Ты, если интересуешься, налей стаканчик её однорукому сожителю. Тот ординарцем у Зака был, а до кучи и писарем. Ему генерал свои мемуары диктовал. Он тебе порасскажет… Ладно, недосуг мне. Завтра, стал-быть, зайчиков подкину.

И собеседник исчез, оставив на брезенте носилок несколько тяжёлых золотых монет странной угловатой формы.

Почин есть…

Убедившись в том, что других желающих получить медицинскую помощь в поле моего зрения не попадёт, я, оставив виски нетронутым, всё-таки пошёл прогуляться по городу.

Вблизи Кардин ещё больше напоминал декорацию — декорацию, впрочем, заброшенную. Будто ушла съёмочная группа, а на то место, где днём бурлили восточные страсти, припёрся укрыться от ветра и раздавить бутылочку местный сброд.

В тени старых дворцов и храмов с зияющими проёмами дверей и провалившимися крышами, близ дыр в подвалы, откуда тянуло мочой и дохлятиной, сидели кучками оборванные мужчины с синюшно-прожильчатыми харями хронических алкоголиков и неопрятные, растрёпанные женщины, давно уже утратившие все признаки своего пола, кроме остатков одежды. Те и другие испитыми голосами одинаково грязно бранились и спорили, чья очередь отхлёбывать из бутыли. Пили они что-то мутно-коричневое, похожее на свернувшуюся в холоде крепкую чайную заварку.

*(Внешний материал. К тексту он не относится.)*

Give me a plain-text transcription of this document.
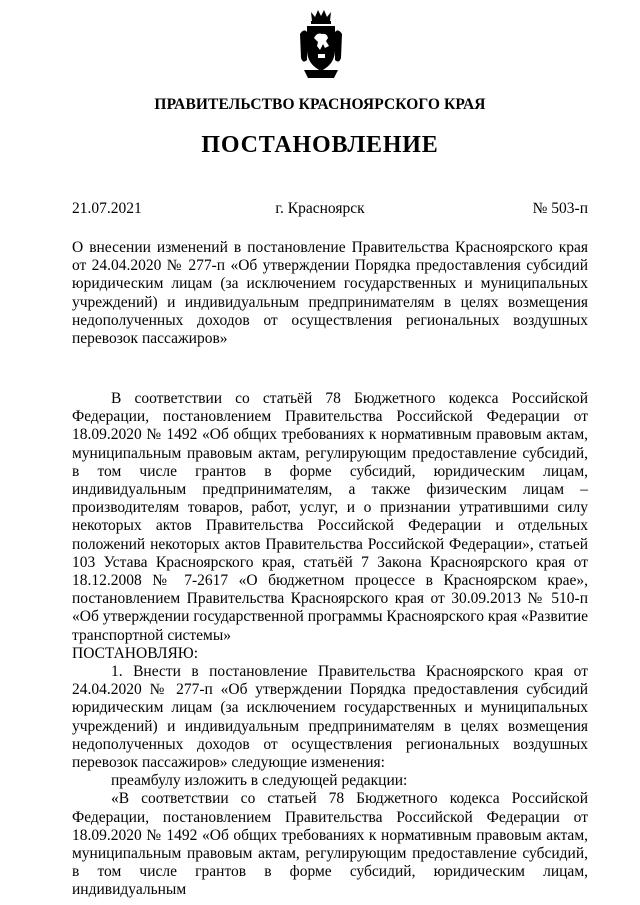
ПРАВИТЕЛЬСТВО КРАСНОЯРСКОГО КРАЯ
ПОСТАНОВЛЕНИЕ
21.07.2021	г. Красноярск	№ 503-п

О внесении изменений в постановление Правительства Красноярского края от 24.04.2020 № 277-п «Об утверждении Порядка предоставления субсидий юридическим лицам (за исключением государственных и муниципальных учреждений) и индивидуальным предпринимателям в целях возмещения недополученных доходов от осуществления региональных воздушных перевозок пассажиров»

В соответствии со статьёй 78 Бюджетного кодекса Российской Федерации, постановлением Правительства Российской Федерации от 18.09.2020 № 1492 «Об общих требованиях к нормативным правовым актам, муниципальным правовым актам, регулирующим предоставление субсидий, в том числе грантов в форме субсидий, юридическим лицам, индивидуальным предпринимателям, а также физическим лицам – производителям товаров, работ, услуг, и о признании утратившими силу некоторых актов Правительства Российской Федерации и отдельных положений некоторых актов Правительства Российской Федерации», статьей 103 Устава Красноярского края, статьёй 7 Закона Красноярского края от 18.12.2008 № 7-2617 «О бюджетном процессе в Красноярском крае», постановлением Правительства Красноярского края от 30.09.2013 № 510-п «Об утверждении государственной программы Красноярского края «Развитие транспортной системы»

ПОСТАНОВЛЯЮ:

1. Внести в постановление Правительства Красноярского края от 24.04.2020 № 277-п «Об утверждении Порядка предоставления субсидий юридическим лицам (за исключением государственных и муниципальных учреждений) и индивидуальным предпринимателям в целях возмещения недополученных доходов от осуществления региональных воздушных перевозок пассажиров» следующие изменения:

преамбулу изложить в следующей редакции:

«В соответствии со статьей 78 Бюджетного кодекса Российской Федерации, постановлением Правительства Российской Федерации от 18.09.2020 № 1492 «Об общих требованиях к нормативным правовым актам, муниципальным правовым актам, регулирующим предоставление субсидий, в том числе грантов в форме субсидий, юридическим лицам, индивидуальным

Тут же валялись в пыли спящие, рядом с одной из компаний я приметил определённо — и не сегодня — умершего. Тело уже вздулось и пахло соответственно, но это, похоже, никого не смущало.

Местами — почему-то преимущественно на перекрёстках — сборища совершенно другого вида. Чисто побритые, большей частью коротко стриженные жилистые мужчины с бегающими по сторонам цепкими глазами, одетые в свободные рубахи, под которыми угадывались углы тяжёлого металла, сидели на корточках небольшими группами, что-то активно обсуждая. Что именно, слышно не было говорили в этих компаниях негромко, но жестикулировали весьма оживлённо.